Zero-waste typically includes using reusable bags when going to the grocery store.
On Monday, April 22 let's work together to go green and help the earth this Earth Day.
Earth Day is the largest secular observance in the world, and is celebrated by more than a billion people every year. Denis Hayes, Andrew Garling, Arturo Sandoval, Stephen Cotton, Barbara Reid, and Bryce Hamilton were key Earth Day staffers and organizers of the very first Earth Day. Earth Day originally began on April 22, 1970.
One way to make a difference on Earth Day is to go outside and help plant a tree. Get a work, school, or volunteer group together to plant something at home or in a nearby garden. Make sure to turn the lights off, too, before you go outside! This includes unplugging electronics that you won't be using, or won't need, while you're away.
Reduce your carbon emissions by carpooling, walking, or taking public transit. You can also reduce your emissions by eating fruits, veggies, and locally sourced products. This means visiting your local farmers market instead of buying corporately ordered items. In addition to this, maybe try out a zero-waste lifestyle on this day.
Zero-waste typically includes using reusable bags when going to the grocery store. For the more serious zero-waste individuals, some will even bring their own containers to the store to fill with their items, eliminating the need to use plastic bags for items. Containers are typically weighed before items are placed into them, and then weighed again for the correct purchase amount.
Do you print a lot in the workplace? Try switching the printer settings to double-sided printing. This will save on the amount of papers that are used, and get the most use out of them. If you notice a cartridge needs to be replaced, make an effort to recycle it instead of throwing it into the trash.
We all have bills, too. Some of us probably prefer physical paper bills to look at. However, an easy way to save paper in another way is to switch to online bill statements instead of paper bill statements. You could maybe even pay online, and this way you save money on gas when you'd normally drive to the business to pay a bill.
Shorter showers are a big change.
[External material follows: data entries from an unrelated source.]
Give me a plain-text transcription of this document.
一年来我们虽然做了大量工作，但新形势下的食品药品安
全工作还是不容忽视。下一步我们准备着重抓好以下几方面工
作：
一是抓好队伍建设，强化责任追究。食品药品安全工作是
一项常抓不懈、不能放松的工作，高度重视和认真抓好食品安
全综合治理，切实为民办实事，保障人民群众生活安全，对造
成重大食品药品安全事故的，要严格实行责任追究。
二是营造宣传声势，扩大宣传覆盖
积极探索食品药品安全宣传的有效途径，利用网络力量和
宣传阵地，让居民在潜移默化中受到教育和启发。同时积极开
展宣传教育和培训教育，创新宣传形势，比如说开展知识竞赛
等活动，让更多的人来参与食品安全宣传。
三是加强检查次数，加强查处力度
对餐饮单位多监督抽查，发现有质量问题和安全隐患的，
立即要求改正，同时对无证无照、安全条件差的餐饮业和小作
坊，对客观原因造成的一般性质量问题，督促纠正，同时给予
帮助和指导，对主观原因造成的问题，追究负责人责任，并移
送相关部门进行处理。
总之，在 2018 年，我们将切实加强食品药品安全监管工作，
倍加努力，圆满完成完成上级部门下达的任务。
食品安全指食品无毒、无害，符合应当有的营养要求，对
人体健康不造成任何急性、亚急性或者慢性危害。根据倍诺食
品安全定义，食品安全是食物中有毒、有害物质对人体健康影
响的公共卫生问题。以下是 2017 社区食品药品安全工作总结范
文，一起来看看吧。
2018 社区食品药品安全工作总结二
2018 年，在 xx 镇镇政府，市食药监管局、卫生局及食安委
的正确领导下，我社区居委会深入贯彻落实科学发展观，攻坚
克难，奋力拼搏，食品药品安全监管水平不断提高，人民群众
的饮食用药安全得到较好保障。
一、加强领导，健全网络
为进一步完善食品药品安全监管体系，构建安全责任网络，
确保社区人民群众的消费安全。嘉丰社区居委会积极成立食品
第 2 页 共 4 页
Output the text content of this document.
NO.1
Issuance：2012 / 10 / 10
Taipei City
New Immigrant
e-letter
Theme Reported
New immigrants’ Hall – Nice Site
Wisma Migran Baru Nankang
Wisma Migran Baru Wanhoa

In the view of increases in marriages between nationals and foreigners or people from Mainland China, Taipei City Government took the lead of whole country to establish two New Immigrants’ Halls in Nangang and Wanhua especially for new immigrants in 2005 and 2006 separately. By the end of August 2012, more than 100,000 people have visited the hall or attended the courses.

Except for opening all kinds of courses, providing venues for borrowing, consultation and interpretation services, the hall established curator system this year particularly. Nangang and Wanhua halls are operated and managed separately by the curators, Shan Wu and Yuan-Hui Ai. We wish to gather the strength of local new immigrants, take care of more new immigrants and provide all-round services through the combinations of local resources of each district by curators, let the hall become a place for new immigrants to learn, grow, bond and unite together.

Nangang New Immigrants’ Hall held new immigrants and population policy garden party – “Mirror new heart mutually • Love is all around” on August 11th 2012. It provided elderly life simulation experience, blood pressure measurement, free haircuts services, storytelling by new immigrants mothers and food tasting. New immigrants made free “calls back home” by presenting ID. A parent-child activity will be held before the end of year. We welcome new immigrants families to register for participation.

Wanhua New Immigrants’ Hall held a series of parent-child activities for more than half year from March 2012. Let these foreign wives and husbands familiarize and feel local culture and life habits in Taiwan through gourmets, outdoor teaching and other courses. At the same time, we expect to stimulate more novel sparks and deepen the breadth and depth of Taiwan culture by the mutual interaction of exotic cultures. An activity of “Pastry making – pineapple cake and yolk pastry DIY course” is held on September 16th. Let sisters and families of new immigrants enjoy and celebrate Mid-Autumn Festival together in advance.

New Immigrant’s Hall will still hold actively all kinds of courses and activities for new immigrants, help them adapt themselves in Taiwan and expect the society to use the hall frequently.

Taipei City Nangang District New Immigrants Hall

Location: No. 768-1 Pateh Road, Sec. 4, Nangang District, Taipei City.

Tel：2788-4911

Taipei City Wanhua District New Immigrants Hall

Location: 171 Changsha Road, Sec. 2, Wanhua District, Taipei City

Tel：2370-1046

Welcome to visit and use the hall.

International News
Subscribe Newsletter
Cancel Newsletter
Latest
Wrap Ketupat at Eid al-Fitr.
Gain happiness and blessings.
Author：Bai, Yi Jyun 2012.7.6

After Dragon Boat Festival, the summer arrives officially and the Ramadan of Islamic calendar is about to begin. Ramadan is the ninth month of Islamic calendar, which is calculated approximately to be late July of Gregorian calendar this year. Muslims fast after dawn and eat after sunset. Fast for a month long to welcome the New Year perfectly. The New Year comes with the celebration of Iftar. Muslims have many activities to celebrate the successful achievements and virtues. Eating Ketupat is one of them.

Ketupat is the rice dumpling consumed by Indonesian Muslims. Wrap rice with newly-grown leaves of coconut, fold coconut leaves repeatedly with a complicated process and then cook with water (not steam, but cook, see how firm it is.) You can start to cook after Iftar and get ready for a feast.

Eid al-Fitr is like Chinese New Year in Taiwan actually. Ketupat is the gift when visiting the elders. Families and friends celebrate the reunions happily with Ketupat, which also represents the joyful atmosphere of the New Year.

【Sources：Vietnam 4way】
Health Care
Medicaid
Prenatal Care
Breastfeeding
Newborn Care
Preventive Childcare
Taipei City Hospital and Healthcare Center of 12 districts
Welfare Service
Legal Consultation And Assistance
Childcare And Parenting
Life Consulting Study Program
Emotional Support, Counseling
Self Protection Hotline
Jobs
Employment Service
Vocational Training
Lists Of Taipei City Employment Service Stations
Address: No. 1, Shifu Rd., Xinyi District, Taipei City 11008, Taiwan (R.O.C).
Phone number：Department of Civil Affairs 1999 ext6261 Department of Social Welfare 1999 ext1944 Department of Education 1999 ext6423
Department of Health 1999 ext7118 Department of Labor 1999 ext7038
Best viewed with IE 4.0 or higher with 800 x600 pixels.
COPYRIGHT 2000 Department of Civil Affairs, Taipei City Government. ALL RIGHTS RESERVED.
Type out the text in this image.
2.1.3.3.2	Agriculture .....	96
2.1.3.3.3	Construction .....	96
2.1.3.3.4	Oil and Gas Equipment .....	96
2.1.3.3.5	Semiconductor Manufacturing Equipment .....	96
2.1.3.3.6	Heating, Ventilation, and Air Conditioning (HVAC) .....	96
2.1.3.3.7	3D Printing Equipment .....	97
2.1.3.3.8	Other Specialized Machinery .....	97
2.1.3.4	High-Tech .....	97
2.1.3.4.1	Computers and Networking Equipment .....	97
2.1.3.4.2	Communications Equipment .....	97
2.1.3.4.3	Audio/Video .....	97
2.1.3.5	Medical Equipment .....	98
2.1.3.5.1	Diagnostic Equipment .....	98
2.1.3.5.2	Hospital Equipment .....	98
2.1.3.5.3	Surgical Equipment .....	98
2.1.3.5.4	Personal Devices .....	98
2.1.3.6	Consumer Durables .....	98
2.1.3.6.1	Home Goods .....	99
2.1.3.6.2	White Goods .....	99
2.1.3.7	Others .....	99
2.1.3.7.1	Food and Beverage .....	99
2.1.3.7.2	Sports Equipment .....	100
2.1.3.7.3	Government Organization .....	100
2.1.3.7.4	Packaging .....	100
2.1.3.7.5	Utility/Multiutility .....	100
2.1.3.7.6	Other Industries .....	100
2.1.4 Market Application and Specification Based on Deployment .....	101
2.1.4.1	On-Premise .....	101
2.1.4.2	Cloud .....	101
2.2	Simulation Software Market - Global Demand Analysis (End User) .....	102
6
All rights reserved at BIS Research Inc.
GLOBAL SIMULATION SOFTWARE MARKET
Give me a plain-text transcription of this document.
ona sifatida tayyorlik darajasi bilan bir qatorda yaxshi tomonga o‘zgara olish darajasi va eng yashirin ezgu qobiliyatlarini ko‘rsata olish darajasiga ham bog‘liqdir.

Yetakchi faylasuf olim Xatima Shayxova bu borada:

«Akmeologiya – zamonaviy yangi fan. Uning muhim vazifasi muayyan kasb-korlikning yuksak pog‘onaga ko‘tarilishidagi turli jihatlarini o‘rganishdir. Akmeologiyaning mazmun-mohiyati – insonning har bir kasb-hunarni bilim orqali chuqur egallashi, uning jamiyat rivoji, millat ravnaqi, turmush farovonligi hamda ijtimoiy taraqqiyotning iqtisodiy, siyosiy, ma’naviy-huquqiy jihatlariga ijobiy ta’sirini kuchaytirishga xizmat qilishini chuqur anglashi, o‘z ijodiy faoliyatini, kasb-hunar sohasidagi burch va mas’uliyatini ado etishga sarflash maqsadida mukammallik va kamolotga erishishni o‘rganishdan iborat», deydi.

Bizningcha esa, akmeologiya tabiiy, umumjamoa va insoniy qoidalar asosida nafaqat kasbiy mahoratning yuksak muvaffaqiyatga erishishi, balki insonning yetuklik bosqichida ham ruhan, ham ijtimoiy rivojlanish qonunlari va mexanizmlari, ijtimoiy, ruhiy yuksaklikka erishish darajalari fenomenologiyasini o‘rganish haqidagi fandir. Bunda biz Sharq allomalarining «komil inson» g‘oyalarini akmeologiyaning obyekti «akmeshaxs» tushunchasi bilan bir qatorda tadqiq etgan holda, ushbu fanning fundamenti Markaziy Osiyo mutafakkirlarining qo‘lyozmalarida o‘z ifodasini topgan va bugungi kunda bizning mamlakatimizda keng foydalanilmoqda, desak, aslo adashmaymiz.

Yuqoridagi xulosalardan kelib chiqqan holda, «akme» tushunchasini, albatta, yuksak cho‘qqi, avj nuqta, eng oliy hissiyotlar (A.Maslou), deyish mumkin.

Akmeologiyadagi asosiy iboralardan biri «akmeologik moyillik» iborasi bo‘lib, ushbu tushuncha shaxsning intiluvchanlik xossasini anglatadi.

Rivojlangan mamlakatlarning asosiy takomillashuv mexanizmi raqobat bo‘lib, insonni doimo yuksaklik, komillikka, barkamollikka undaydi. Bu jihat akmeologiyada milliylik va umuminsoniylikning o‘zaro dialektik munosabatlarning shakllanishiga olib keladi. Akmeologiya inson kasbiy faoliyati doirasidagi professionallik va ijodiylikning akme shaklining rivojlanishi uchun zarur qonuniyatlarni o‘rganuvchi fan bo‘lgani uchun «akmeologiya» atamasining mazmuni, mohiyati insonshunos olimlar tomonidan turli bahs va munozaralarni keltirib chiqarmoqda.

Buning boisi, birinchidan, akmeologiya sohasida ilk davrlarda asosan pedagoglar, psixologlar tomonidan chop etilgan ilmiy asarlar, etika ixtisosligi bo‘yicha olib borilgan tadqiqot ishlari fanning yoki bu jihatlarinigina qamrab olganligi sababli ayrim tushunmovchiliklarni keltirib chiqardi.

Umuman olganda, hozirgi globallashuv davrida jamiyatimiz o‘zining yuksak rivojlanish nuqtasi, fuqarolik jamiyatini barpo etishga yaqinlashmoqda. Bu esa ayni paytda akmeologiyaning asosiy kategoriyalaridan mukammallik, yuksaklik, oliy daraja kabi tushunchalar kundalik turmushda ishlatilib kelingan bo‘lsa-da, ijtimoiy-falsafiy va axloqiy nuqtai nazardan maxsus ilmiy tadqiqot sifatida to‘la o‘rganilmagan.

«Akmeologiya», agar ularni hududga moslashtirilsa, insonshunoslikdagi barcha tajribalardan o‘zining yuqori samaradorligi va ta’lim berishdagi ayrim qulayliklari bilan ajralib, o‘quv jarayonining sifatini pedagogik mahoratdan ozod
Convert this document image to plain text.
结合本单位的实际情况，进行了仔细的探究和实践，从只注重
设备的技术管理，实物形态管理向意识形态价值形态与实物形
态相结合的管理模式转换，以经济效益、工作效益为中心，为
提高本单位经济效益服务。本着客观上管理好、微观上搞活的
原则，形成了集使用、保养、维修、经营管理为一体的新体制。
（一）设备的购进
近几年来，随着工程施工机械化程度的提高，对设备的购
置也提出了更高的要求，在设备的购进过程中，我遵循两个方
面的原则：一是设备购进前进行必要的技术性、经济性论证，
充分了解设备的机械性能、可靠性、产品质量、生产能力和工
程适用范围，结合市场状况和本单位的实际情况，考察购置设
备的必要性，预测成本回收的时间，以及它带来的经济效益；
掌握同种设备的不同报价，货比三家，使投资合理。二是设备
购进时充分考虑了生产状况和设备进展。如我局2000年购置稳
The EPA estimates that a regular showerhead uses about 2.5 gallons of water for every minute the water is running. That means you're using about 20 gallons of water in an average shower. If you cut down shower time to about four minutes, you'd be saving around sixteen gallons of water per shower. Doing this change could save you between ten to one hundred dollars every year.
Unsure what your carbon footprint is? Take the quiz here: https://www.earthday.org/take-action/footprint-calculator/. You can also find a longer list of tips on making a difference this Earth Day at https://www.earthday.org/earth-day-tips/.
On April 22, 2020, the 50th Anniversary of Earth Day will be celebrated. Earth Day Network has big plans for this day. Plans include collecting data points that measure air quality, pollution, and human health. Another goal for them is to plant 7.8 million trees, representing one tree for every human that will live on the planet in 2020.
Want to make a greater impact? You could even contact your local government officials. Proposing energy saving project ideas, presenting your concerns within the community, and bringing awareness to changes that need to be made will make a difference.